By JOE GIDDENS and NICHOLAS TRUJILLO
Over the course of three years, Pima Community College has planned to have $15 million of net reduction, by raising tuition $1 a credit hour, getting state funding and cutting positions in hopes to recover from falling enrollment numbers.
The college having low enrollment numbers is an indirect effect of the economy doing well, according to Executive Vice Chancellor David Bea. Chancellor Lee Lambert also partially attributes low enrollment to demographics changes.
“Population drives the enrollment because it affects the availability of potential individuals … (The high school age range) you’ll see that that group is not necessarily getting larger fact in some cases it’s a underwater.” Further. “Tucson is not holding onto its 25 to 35 year olds. If you look at Pima’s demographic here, we’re about 27-28 years old. There’s less of them in this community.”
“When the economy gets worse, our enrollment goes up,” said Bea. “When the economy gets better and people have jobs . . . they’re working and they’re not going to school.”
However, the economy isn’t the only factor when it comes to how much the college generates in revenue and spends. Factors like enrollment and taxes are the bigger pieces of the pie.
Much of the budget woes stems from a 2015 decision by Governor Doug Ducey and the state legislature. During Ducey’s first year as governor the decision was made to cut all state funding to Pima and Maricopa Community Colleges. In 2009, Pima received around $20 million annually from the state government, that consistently dropped annually to zero by 2015.
“At one point, Pima and Maricopa (colleges) weren’t even listed in terms of the budget appropriations.” said David Bea.” Part of it is lobbying to get back in and even if it’s back in at zero.” ”
However, to get an actual number that will help PCC, the school has decided to show off its’ centers of excellence while lobbying. Workforce programs, occupational programs and Career Technical Education programs are all major keys, since that’s what the state legislators love to see, according to Bea.
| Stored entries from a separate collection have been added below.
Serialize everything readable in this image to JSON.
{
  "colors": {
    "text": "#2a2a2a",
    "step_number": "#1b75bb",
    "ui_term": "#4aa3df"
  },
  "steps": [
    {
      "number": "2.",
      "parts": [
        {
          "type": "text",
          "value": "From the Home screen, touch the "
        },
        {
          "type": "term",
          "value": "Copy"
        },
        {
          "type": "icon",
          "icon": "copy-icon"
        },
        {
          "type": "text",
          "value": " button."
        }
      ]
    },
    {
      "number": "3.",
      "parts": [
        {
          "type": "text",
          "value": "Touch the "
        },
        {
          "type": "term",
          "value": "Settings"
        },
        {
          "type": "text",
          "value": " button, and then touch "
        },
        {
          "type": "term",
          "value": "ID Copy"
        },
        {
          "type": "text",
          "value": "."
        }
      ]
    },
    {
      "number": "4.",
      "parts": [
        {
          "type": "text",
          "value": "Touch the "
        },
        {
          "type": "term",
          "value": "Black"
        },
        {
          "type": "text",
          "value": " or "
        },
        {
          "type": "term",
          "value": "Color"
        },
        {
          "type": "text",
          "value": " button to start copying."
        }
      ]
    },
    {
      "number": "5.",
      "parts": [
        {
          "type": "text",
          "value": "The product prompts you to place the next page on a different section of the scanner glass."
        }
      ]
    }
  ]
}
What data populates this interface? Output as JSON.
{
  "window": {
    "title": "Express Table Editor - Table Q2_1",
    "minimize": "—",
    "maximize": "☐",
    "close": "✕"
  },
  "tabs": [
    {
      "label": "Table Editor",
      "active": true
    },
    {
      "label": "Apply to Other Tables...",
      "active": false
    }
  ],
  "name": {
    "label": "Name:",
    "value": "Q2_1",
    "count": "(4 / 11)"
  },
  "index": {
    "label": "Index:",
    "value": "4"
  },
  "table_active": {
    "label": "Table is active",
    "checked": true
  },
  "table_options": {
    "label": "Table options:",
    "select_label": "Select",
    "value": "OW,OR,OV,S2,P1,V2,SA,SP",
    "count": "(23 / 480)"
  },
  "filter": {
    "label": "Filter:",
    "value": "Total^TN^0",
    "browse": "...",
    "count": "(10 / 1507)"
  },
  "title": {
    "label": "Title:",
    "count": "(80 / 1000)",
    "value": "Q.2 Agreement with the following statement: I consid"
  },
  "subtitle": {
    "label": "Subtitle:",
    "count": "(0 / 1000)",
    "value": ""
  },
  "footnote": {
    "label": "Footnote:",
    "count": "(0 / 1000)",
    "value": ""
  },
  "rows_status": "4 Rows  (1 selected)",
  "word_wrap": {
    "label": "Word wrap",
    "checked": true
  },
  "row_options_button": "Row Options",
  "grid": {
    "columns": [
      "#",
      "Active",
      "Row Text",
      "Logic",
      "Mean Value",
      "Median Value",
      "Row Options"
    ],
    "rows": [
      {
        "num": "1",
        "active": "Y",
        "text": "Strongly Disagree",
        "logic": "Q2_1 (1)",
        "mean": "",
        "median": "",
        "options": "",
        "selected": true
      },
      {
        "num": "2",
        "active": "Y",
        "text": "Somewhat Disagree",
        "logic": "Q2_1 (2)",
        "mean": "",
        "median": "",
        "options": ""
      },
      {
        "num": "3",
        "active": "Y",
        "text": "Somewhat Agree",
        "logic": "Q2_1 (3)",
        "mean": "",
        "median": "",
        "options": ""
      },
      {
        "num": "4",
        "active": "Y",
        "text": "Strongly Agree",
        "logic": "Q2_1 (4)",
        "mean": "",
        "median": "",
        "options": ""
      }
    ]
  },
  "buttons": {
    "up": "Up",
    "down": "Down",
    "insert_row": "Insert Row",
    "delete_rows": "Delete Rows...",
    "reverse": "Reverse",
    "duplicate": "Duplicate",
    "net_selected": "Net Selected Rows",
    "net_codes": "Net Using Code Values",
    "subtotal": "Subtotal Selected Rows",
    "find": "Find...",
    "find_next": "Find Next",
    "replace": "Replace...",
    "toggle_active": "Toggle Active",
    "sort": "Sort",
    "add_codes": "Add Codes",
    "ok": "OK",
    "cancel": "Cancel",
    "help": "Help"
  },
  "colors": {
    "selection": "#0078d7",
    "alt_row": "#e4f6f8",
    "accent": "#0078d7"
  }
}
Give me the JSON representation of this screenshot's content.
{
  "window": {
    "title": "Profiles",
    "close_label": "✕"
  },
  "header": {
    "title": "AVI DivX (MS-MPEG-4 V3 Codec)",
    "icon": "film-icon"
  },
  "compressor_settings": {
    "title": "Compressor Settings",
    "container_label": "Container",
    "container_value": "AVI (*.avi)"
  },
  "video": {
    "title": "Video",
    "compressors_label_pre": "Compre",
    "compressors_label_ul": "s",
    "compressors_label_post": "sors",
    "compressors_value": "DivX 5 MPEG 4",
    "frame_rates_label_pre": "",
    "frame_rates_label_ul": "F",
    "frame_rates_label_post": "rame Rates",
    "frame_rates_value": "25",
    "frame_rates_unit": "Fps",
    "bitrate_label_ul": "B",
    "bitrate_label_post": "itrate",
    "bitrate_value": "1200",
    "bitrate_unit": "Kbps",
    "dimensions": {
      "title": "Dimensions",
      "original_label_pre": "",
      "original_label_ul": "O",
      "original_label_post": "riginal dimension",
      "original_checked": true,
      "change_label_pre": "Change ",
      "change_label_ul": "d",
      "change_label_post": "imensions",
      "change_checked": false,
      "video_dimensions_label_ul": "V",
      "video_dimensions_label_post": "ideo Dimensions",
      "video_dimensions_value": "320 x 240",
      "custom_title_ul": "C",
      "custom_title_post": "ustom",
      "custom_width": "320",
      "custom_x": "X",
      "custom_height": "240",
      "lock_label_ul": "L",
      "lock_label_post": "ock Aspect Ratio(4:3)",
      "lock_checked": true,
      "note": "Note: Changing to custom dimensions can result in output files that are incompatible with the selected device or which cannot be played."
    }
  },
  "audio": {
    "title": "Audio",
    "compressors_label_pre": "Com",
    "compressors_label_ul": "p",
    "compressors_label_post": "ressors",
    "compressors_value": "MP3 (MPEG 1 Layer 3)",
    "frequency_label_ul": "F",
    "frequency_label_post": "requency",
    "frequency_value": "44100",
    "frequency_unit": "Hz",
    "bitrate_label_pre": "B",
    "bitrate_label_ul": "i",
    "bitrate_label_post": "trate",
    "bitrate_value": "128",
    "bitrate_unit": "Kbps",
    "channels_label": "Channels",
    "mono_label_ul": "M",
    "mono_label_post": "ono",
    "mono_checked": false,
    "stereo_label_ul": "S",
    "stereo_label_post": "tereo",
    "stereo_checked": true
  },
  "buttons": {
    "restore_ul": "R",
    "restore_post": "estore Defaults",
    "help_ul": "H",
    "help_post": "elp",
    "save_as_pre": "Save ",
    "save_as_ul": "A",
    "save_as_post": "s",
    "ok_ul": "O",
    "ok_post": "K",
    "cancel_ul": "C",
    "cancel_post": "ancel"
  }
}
To be effective in those types of classes, state of the art equipment is vital to keep up with other schools.
“It’s showing them, we could provide this much more education in nursing or aviation if we had better facilities that could handle more students, cause were pretty space constrained.” Bea said.
The state legislators like these classes because in the end, it brings more money into the economy once they transition to the workforce.
“They want to know that there’s going to be a bang for the buck,” Bea said.
1 to 50 ratio
While acquiring state tax would solve a lot of problems, the college would still be left with too many full-time instructors per student.
According to Bea, his team looked at peer colleges and found that for the most part, colleges had a ratio that was close to one full-time instructor per 50 students. However, this doesn’t mean that one class with one instructor will have 50 students at a single time.
But firing people isn’t the first thing that the college wants to tackle.
“As faculty had been retiring, we’ve been dropping down the number of full-time faculty that we hire,” Bea said.
This means that other faculty may have to absorb a larger workload. But having a job with slightly more work is better than having no job at all.
“The reality is that we’ve got to continue to learn how to do things more efficiently and we have, we have plenty of inefficiency here and we have inefficient processes and we don’t utilize our systems as well as we should,” Bea said.
While eliminating through attrition only hurts a few, the college may also have to cut live positions within the college.
The college will do this by a method they have released yet. However, Bea suggested a method where a certain position that has 10 slots will be cut to eight and those in the 10 slots will apply.
Bea also said that it’s just an idea and the method could change come the meeting on April 13, when the college shuts down to talk about these cuts.